Lors d’une conférence de presse animée ce vendredi 04 septembre 2026 à Conakry, l’Union des Producteurs d’Eaux Minérales de Guinée (UPEMGUI) demande à l’ensemble des producteurs d’eaux minérales en sachet d’écouler leurs stocks avant le 20 septembre 2026 et de suspendre toute production et commercialisation à compter de cette date.
La question de l’interdiction des plastiques à usage unique s’impose aujourd’hui comme un enjeu majeur en Guinée, avec des implications environnementales, économiques et sociales. À l’approche de l’échéance du 20 septembre 2026, l’Union des Producteurs d’Eaux Minérales de Guinée (UPEMGUI) appelle ses membres à se conformer aux mesures annoncées par les autorités. Dans un message adressé aux producteurs d’eaux minérales, le président de l’UPEMGUI, Souleymane Fofana, rappelle que le secteur traverse depuis près d’un an une situation difficile. Malgré ces difficultés, il salue la patience et la responsabilité dont les producteurs ont fait preuve en respectant les procédures de régularisation.
Le président de l’Union assure également que le bureau de l’UPEMGUI poursuit ses démarches afin de trouver une issue à la crise et affirme qu’il continuera à défendre les intérêts des producteurs par les voies appropriées.
Pour l’UPEMGUI, la protection de l’environnement constitue une nécessité. L’organisation affirme ne pas être opposée au principe de l’interdiction des plastiques à usage unique.

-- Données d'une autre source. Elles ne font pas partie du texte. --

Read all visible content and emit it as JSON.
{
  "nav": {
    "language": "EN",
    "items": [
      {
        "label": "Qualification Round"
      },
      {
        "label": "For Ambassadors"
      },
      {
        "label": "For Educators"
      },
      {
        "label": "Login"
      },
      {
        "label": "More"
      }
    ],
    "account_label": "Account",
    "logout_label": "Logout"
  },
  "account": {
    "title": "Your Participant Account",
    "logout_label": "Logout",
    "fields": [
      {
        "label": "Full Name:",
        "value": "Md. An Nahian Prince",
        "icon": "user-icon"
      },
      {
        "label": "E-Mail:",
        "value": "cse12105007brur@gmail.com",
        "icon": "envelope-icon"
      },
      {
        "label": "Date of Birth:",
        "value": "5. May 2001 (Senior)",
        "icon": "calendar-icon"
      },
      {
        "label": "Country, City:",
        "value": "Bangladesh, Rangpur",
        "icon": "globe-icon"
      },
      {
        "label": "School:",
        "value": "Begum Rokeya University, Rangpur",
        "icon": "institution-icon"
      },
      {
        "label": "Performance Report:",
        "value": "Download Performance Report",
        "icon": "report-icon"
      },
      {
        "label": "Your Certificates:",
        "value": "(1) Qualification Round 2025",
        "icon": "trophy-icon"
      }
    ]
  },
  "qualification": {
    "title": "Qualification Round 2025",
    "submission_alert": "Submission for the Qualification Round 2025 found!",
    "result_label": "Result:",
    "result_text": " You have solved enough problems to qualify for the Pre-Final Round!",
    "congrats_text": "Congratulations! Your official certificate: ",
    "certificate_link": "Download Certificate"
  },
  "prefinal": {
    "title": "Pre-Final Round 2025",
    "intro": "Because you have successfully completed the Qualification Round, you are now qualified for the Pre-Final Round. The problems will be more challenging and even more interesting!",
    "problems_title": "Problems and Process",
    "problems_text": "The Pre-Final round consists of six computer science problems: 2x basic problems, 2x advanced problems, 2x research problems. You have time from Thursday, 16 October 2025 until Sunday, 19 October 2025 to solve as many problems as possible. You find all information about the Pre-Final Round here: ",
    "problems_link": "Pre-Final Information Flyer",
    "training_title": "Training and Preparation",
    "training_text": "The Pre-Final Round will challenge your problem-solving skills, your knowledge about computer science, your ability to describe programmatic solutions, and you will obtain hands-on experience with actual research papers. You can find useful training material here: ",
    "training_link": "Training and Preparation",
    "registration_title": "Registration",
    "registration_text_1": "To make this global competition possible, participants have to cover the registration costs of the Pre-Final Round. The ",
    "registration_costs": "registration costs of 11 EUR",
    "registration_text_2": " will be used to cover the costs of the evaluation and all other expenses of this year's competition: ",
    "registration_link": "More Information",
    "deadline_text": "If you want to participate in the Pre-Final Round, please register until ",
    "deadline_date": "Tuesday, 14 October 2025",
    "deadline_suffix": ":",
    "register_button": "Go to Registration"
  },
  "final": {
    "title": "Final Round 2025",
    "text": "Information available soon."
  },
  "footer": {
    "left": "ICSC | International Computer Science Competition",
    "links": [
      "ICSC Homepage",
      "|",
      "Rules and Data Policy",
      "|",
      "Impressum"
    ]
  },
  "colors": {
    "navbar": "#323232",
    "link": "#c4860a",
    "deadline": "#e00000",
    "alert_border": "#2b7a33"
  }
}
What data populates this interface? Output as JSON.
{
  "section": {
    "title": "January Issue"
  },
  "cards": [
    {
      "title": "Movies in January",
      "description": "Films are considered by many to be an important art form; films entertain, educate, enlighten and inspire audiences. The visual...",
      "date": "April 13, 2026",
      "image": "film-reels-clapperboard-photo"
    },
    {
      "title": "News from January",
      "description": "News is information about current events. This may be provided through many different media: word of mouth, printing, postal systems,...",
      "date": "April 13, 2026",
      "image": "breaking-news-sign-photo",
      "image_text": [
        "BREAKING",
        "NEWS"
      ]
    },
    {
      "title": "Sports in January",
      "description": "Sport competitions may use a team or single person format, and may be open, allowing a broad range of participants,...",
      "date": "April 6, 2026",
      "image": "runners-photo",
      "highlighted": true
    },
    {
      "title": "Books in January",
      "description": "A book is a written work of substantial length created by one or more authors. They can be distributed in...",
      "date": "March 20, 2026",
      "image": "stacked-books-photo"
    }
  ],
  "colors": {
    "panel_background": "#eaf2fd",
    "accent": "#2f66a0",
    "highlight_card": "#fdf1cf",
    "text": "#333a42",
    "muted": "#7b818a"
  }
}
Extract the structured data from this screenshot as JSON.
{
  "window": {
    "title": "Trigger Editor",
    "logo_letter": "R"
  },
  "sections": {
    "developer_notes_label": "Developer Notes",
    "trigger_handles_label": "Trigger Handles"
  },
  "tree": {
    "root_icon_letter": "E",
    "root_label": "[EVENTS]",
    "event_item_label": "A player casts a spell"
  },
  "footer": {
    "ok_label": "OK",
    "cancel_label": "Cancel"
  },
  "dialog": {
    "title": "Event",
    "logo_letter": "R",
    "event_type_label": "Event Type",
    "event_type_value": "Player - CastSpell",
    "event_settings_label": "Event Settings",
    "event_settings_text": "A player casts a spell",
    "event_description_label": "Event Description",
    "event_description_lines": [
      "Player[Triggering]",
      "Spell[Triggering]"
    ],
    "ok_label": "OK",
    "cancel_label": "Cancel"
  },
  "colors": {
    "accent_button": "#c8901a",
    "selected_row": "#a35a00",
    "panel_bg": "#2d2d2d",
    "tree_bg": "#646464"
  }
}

« Nous ne sommes pas contre le décret d’interdiction qui vise d’ailleurs à protéger l’environnement », souligne le président de l’Union.
L’organisation reconnaît notamment les conséquences des déchets plastiques sur les cours d’eau, les canalisations et le cadre de vie des populations. Toutefois, l’UPEMGUI estime que la transition doit également prendre en compte les réalités économiques et sociales liées à l’activité de production et de commercialisation des eaux en sachet.
Dans son message, Souleymane Fofana adresse ses félicitations au président de la République, le Général Mamadi Doumbouya, ainsi qu’à l’ensemble du Gouvernement pour leur vision et leur engagement en faveur de la transformation de la Guinée, notamment à travers le Programme Simandou 2040.
L’UPEMGUI réaffirme par ailleurs sa volonté d’accompagner les initiatives nationales visant à construire une Guinée « plus forte, prospère et durable ».
Plutôt qu’une approche fondée sur la confrontation, l’Union propose une collaboration avec l’État autour de l’économie circulaire. Son approche repose principalement sur trois axes.
1. Donner une valeur économique aux déchets plastiques
L’UPEMGUI propose de valoriser les déchets plastiques en leur attribuant un prix d’achat suffisamment compétitif afin d’encourager leur collecte et leur transformation par des unités spécialisées.
L’objectif est de faire du déchet plastique une ressource économique plutôt qu’un simple problème environnemental.
2. Considérer le plastique comme une matière première
Pour l’Union, les déchets plastiques peuvent devenir une véritable matière première pour développer de nouvelles activités industrielles et économiques. Cette orientation pourrait favoriser la création d’emplois et contribuer au développement d’une chaîne de valeur locale autour du recyclage.
3. Développer des PME spécialisées dans le recyclage
L’UPEMGUI souhaite également voir se développer progressivement des PME spécialisées dans la collecte, le tri, le broyage, le lavage et la transformation des déchets plastiques. Donc, elle entend travailler avec les entreprises déjà engagées dans ce secteur ainsi qu’avec celles qui souhaitent intégrer cette nouvelle chaîne de valeur.

Selon l’organisation, ces PME pourraient devenir des acteurs essentiels de l’économie circulaire en Guinée, notamment en créant des emplois pour les jeunes et les femmes, en réduisant la pollution et en générant davantage de valeur ajoutée localement.
« Nous ne sommes pas dans une logique de confrontation avec l’État »
Le président de l’UPEMGUI insiste sur la volonté de l’organisation de privilégier le dialogue et le partenariat avec les autorités.

L’objectif affiché est de contribuer à une Guinée plus propre tout en veillant à ce que la transition environnementale ne mette pas en péril les emplois, les investissements et les familles qui dépendent directement ou indirectement de cette activité.